Et j'ai connu la servante rousse qui inspira des chansons aux rouliers..."

Fernand Fleuret, De Gilles de Rais à Guillaume Apollinaire.


Fleuret n'éprouve ni remords, ni regret. Il étouffait au lycée entre ces "monuments d'ennui (...) sur lesquels des savants ont mis des étiquettes. On y lit : Alexandre, le Grand Cyrus; l'Histoire de la Révolution, du Consulat et de l'Empire, et maints autres titres que l'on montre du doigt aux polissons des collèges, qui en détournent la vue, pleins d'une violente antipathie." Apprendre, se cultiver ne peuvent venir que d'une envie et d'une curiosité personnelles. Il sait bien mieux que ses maîtres trouver dans les livres de quoi satisfaire son imagination.

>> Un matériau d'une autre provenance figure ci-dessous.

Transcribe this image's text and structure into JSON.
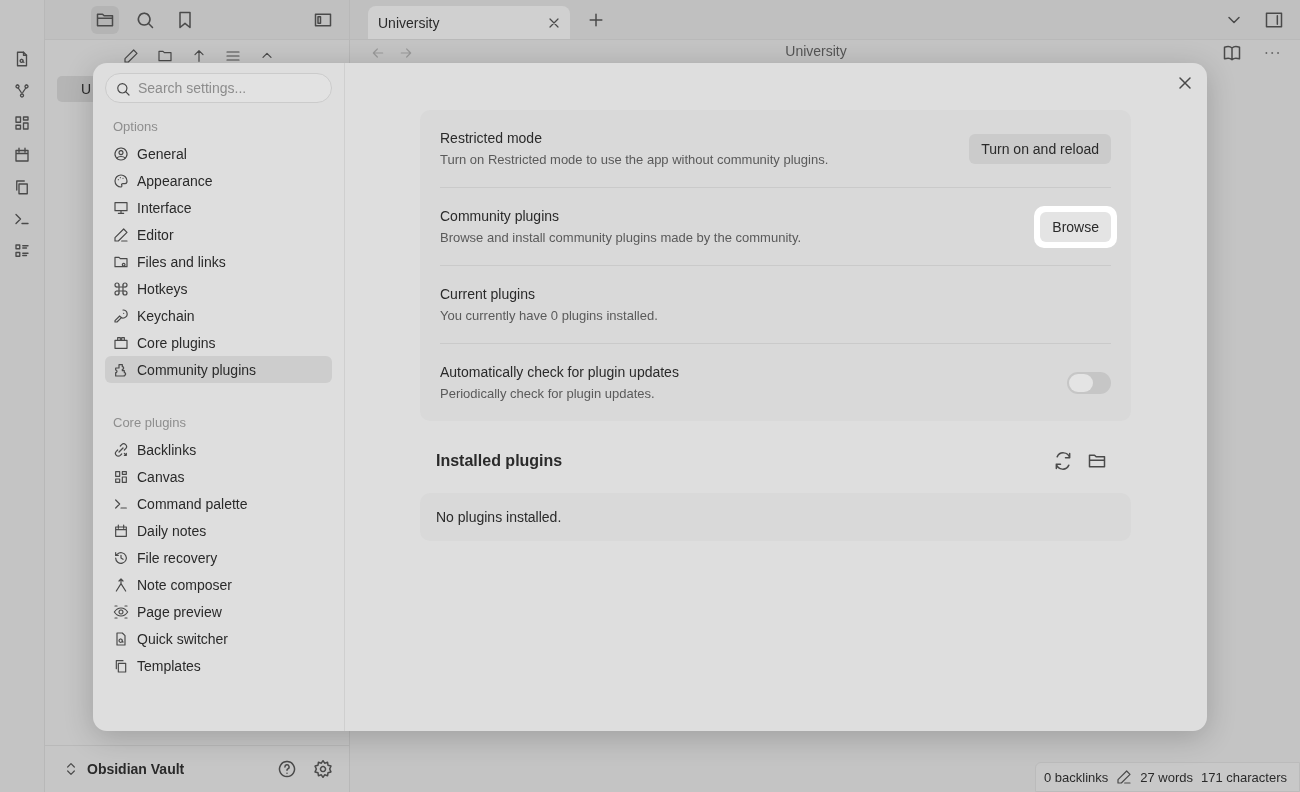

Jules Perrin, lui, n'est pas content. Les frasques de son "polisson" de petit-fils ne l'amusent pas. N'a-t-il pas trouvé drôle de remettre un préservatif à la cuisinière en lui faisant croire qu'il s'agissait d' "une bourse de nouvelle sorte et fort commode pour les gros sous. A la boucherie, ce fut un éclat de rire qui se propagea dans toute la ville. La cuisinière se plaignit vivement, ne cachant point le nom de celui qui l'avait trompée." ( Guillaume Apollinaire, Le Flâneur des deux rives) Pire encore, Fernand s'est mis en tête de devenir poète! Atterré à la perspective d'un nouveau scandale dans la famille, Jules Perrin décide que le temps est venu pour son bon à rien de petit-fils d'apprendre un métier honnête.
Fleuret se retrouve donc à Granville, dans un bureau de l'Enregistrement. La ville, "cet antique repaire de flibustiers", lui plaît, qui ressemble à "un monstrueux cuirassé chargé de tourelles". Elle parle à son imagination, le transporte loin du pesant climat de "La Hogue" : "C'était Naples, ou Marseille, ou Venise que Granville; une virago dure, brave et gaie." L'Aventure n'est pas loin et le jeune homme côtoie les matelots vêtus de vareuses bleues, avec leur brûle-gueule, en terre de Southampton, "toujours renversé pour que le tabac ne se consumât pas au vent, et leurs boucles d'oreilles qui leur assure, disent-ils, "une vue plus aiguë". Il se montre également sensible aux jolies Granvillaises, qui portent en pendants d'oreilles, des coquilles de moules serties d'or, vont jambes et pieds nus, vêtues d'un court jupon, et tirent l'aviron comme les hommes. Elles lui semblent les dignes descendants de "celles-là qui roulaient des barriques de cidre contre les assaillants de 93 et portaient fièrement, comme de mouches, les grains de poudre reçus presque à bout portant sur les remparts!..."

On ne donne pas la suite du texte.